I have a clear batch effect that's caused by sequencing paired-end vs. single-end on different days. I'd like to correct for this in the DESeq2 analysis as suggested in the vignette ("If there is unwanted variation present in the data (e.g. batch effects) it is always recommend to correct for this").
I added the sequencer batch effect to the design but only see a very modest change in the PCA plot that's produced. Does this truly reflect the change in the design?
ddsTxi <- DESeqDataSetFromTximport(txi, colData = samples, design = ~ sequencer + condition)
vsd <- vst(ddsTxi, blind = FALSE)
plotPCA(vsd, returnData=FALSE, intgroup="replicate")
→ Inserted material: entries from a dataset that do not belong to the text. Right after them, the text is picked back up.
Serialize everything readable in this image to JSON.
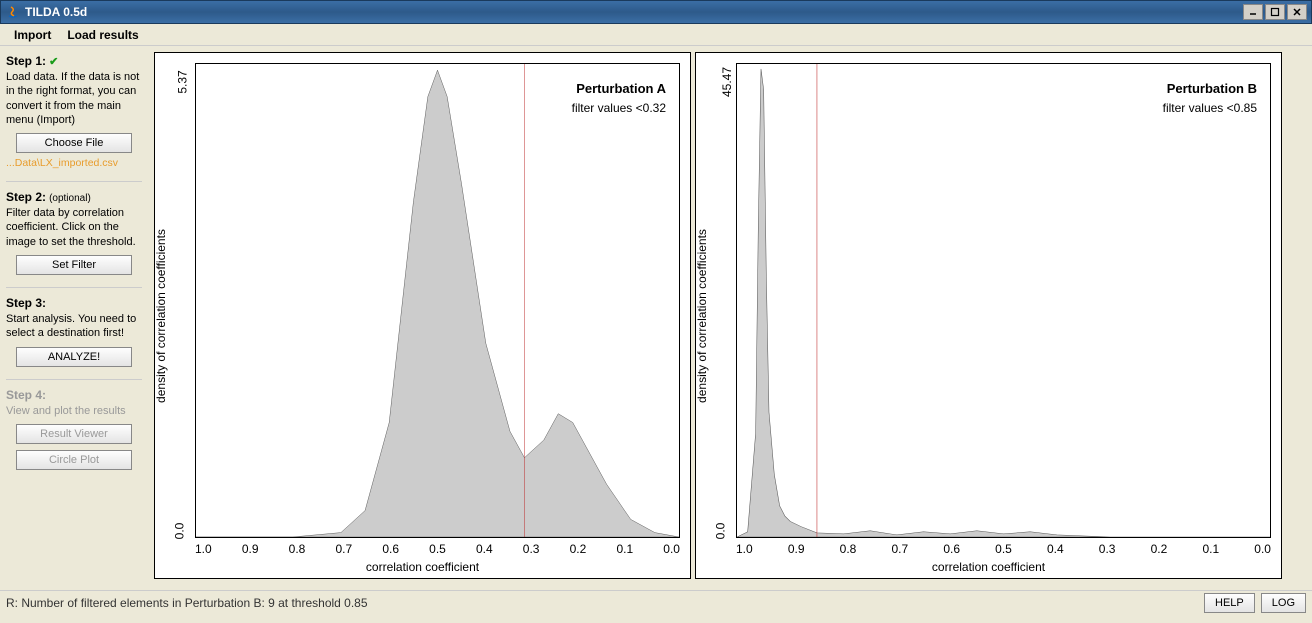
{
  "window": {
    "title": "TILDA 0.5d"
  },
  "menu": {
    "import": "Import",
    "load_results": "Load results"
  },
  "sidebar": {
    "step1": {
      "title": "Step 1:",
      "desc": "Load data. If the data is not in the right format, you can convert it from the main menu (Import)",
      "button": "Choose File",
      "file": "...Data\\LX_imported.csv"
    },
    "step2": {
      "title": "Step 2:",
      "optional": "(optional)",
      "desc": "Filter data by correlation coefficient. Click on the image to set the threshold.",
      "button": "Set Filter"
    },
    "step3": {
      "title": "Step 3:",
      "desc": "Start analysis. You need to select a destination first!",
      "button": "ANALYZE!"
    },
    "step4": {
      "title": "Step 4:",
      "desc": "View and plot the results",
      "button1": "Result Viewer",
      "button2": "Circle Plot"
    }
  },
  "plotA": {
    "title": "Perturbation A",
    "sub": "filter values <0.32",
    "ylabel": "density of correlation coefficients",
    "xlabel": "correlation coefficient",
    "ymin": "0.0",
    "ymax": "5.37",
    "xticks": [
      "1.0",
      "0.9",
      "0.8",
      "0.7",
      "0.6",
      "0.5",
      "0.4",
      "0.3",
      "0.2",
      "0.1",
      "0.0"
    ]
  },
  "plotB": {
    "title": "Perturbation B",
    "sub": "filter values <0.85",
    "ylabel": "density of correlation coefficients",
    "xlabel": "correlation coefficient",
    "ymin": "0.0",
    "ymax": "45.47",
    "xticks": [
      "1.0",
      "0.9",
      "0.8",
      "0.7",
      "0.6",
      "0.5",
      "0.4",
      "0.3",
      "0.2",
      "0.1",
      "0.0"
    ]
  },
  "status": {
    "msg": "R: Number of filtered elements in Perturbation B: 9 at threshold 0.85",
    "help": "HELP",
    "log": "LOG"
  },
  "chart_data": [
    {
      "type": "line",
      "title": "Perturbation A",
      "xlabel": "correlation coefficient",
      "ylabel": "density of correlation coefficients",
      "xlim": [
        1.0,
        0.0
      ],
      "ylim": [
        0.0,
        5.37
      ],
      "threshold_x": 0.32,
      "x": [
        1.0,
        0.9,
        0.8,
        0.7,
        0.65,
        0.6,
        0.55,
        0.52,
        0.5,
        0.48,
        0.45,
        0.4,
        0.35,
        0.32,
        0.28,
        0.25,
        0.22,
        0.2,
        0.15,
        0.1,
        0.05,
        0.0
      ],
      "y": [
        0.0,
        0.0,
        0.0,
        0.05,
        0.3,
        1.3,
        3.8,
        5.0,
        5.3,
        5.0,
        4.0,
        2.2,
        1.2,
        0.9,
        1.1,
        1.4,
        1.3,
        1.1,
        0.6,
        0.2,
        0.05,
        0.0
      ]
    },
    {
      "type": "line",
      "title": "Perturbation B",
      "xlabel": "correlation coefficient",
      "ylabel": "density of correlation coefficients",
      "xlim": [
        1.0,
        0.0
      ],
      "ylim": [
        0.0,
        45.47
      ],
      "threshold_x": 0.85,
      "x": [
        1.0,
        0.98,
        0.965,
        0.96,
        0.955,
        0.95,
        0.945,
        0.94,
        0.93,
        0.92,
        0.91,
        0.9,
        0.88,
        0.85,
        0.8,
        0.75,
        0.7,
        0.65,
        0.6,
        0.55,
        0.5,
        0.45,
        0.4,
        0.3,
        0.2,
        0.1,
        0.0
      ],
      "y": [
        0.0,
        0.5,
        10.0,
        30.0,
        45.0,
        43.0,
        25.0,
        12.0,
        6.0,
        3.0,
        2.0,
        1.5,
        1.0,
        0.4,
        0.3,
        0.6,
        0.2,
        0.5,
        0.3,
        0.6,
        0.3,
        0.5,
        0.2,
        0.0,
        0.0,
        0.0,
        0.0
      ]
    }
  ]
}
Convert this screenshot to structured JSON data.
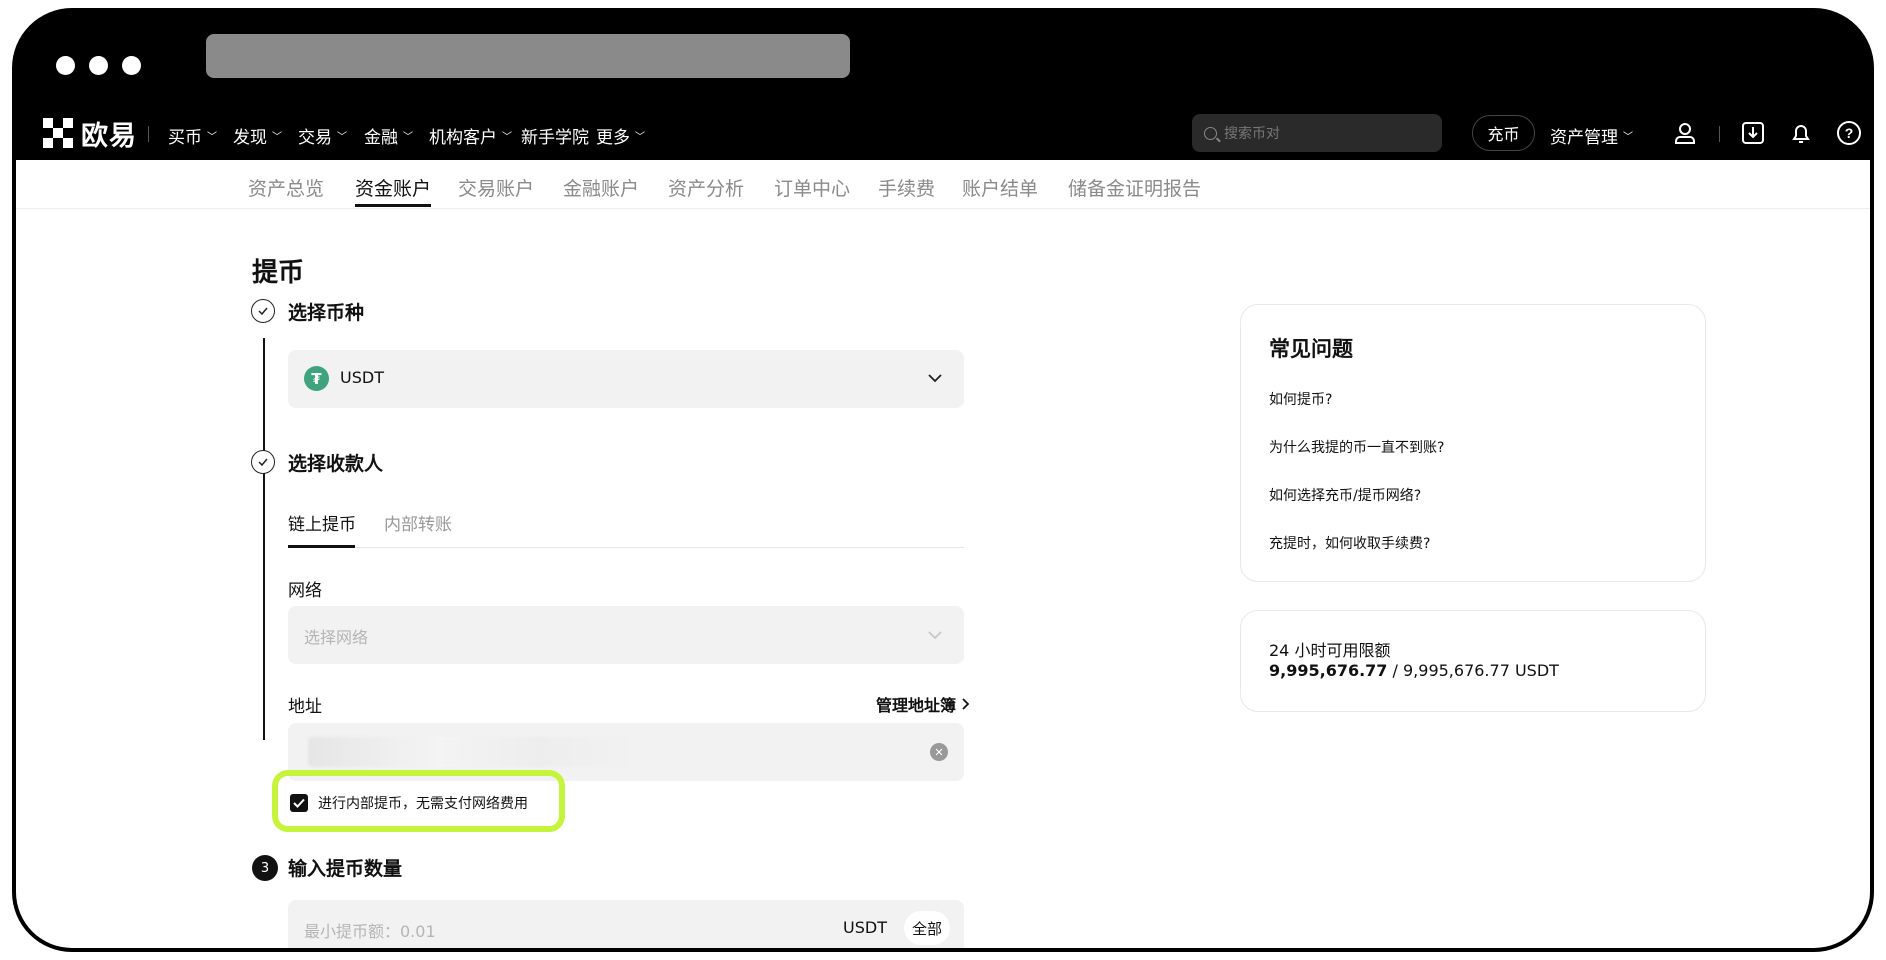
{
  "app": {
    "logo_text": "欧易"
  },
  "topnav": {
    "items": [
      "买币",
      "发现",
      "交易",
      "金融",
      "机构客户",
      "新手学院",
      "更多"
    ],
    "search_placeholder": "搜索币对",
    "deposit_label": "充币",
    "asset_management": "资产管理"
  },
  "subnav": {
    "items": [
      "资产总览",
      "资金账户",
      "交易账户",
      "金融账户",
      "资产分析",
      "订单中心",
      "手续费",
      "账户结单",
      "储备金证明报告"
    ],
    "active_index": 1
  },
  "page": {
    "title": "提币"
  },
  "steps": {
    "step1": {
      "title": "选择币种",
      "coin": "USDT",
      "coin_icon": "₮"
    },
    "step2": {
      "title": "选择收款人",
      "tabs": [
        "链上提币",
        "内部转账"
      ],
      "network_label": "网络",
      "network_placeholder": "选择网络",
      "address_label": "地址",
      "address_book": "管理地址簿",
      "internal_checkbox": {
        "label": "进行内部提币，无需支付网络费用",
        "checked": true
      }
    },
    "step3": {
      "number": "3",
      "title": "输入提币数量",
      "amount_placeholder": "最小提币额：0.01",
      "unit": "USDT",
      "all_label": "全部"
    }
  },
  "faq": {
    "title": "常见问题",
    "items": [
      "如何提币?",
      "为什么我提的币一直不到账?",
      "如何选择充币/提币网络?",
      "充提时，如何收取手续费?"
    ]
  },
  "limit": {
    "label": "24 小时可用限额",
    "available": "9,995,676.77",
    "separator": " / ",
    "total": "9,995,676.77 USDT"
  },
  "colors": {
    "highlight": "#c6f43c",
    "usdt": "#3fa47d"
  }
}
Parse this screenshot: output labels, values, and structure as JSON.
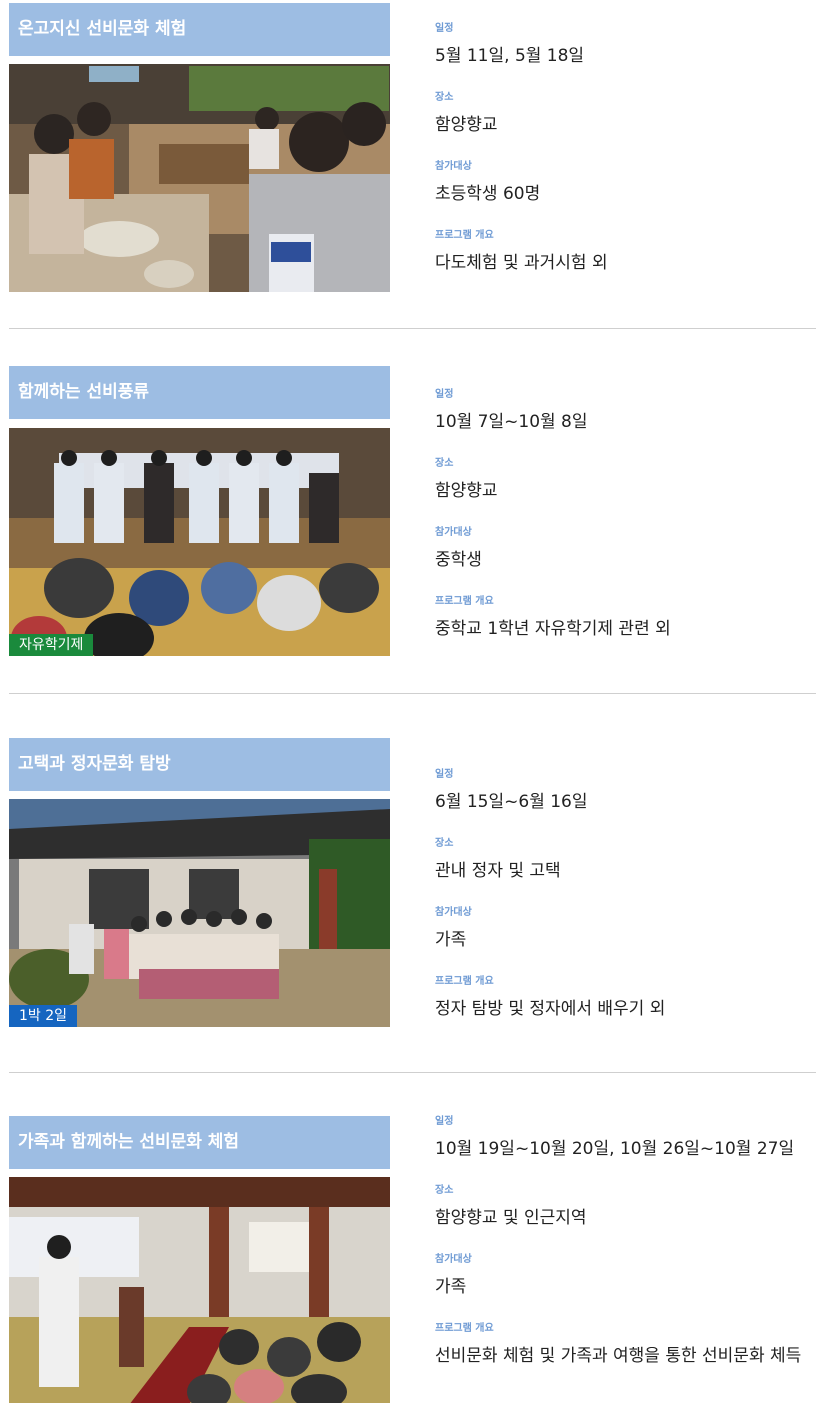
{
  "labels": {
    "schedule": "일정",
    "place": "장소",
    "target": "참가대상",
    "overview": "프로그램 개요"
  },
  "programs": [
    {
      "title": "온고지신 선비문화 체험",
      "badge": "",
      "schedule": "5월 11일, 5월 18일",
      "place": "함양향교",
      "target": "초등학생 60명",
      "overview": "다도체험 및 과거시험 외"
    },
    {
      "title": "함께하는 선비풍류",
      "badge": "자유학기제",
      "badge_color": "#1a8a3c",
      "schedule": "10월 7일~10월 8일",
      "place": "함양향교",
      "target": "중학생",
      "overview": "중학교 1학년 자유학기제 관련 외"
    },
    {
      "title": "고택과 정자문화 탐방",
      "badge": "1박 2일",
      "badge_color": "#1565c0",
      "schedule": "6월 15일~6월 16일",
      "place": "관내 정자 및 고택",
      "target": "가족",
      "overview": "정자 탐방 및 정자에서 배우기 외"
    },
    {
      "title": "가족과 함께하는 선비문화 체험",
      "badge": "",
      "schedule": "10월 19일~10월 20일, 10월 26일~10월 27일",
      "place": "함양향교 및 인근지역",
      "target": "가족",
      "overview": "선비문화 체험 및 가족과 여행을 통한 선비문화 체득"
    }
  ],
  "colors": {
    "title_bar": "#9dbde3",
    "label": "#6f9bd4",
    "divider": "#cfcfcf"
  }
}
I then estimated the batch effect with RUVseq and limma, which both do a decent job of correcting the batch effect via PCA. What's best practice here? I'm thinking to use PCA to inform best batch correction. Is there a recommended vignette for adding limma/RUVseq correction to the design?
Thank you kindly for your time.
Some practical advise: if the thing is just single vs. paired then simply take only the R1 fastq file from the paired-end data and treat it as single-end. Repeat mapping/quantification and be done with it. This would eliminate that batch. You can always treat paired-end as single-end data but obviously not vice versa. Is this the only source of batch effect here? It would be helpful to add some more details like the PCA plot and a table describing all relevant metadata of this experiment.
Thanks for this suggestion! Yes, this is certainly something that I should do. I suspect that PE vs SE is not the only batch because the libraries were prepared at different times and sequenced on different machines etc. but will be interesting to compare the results.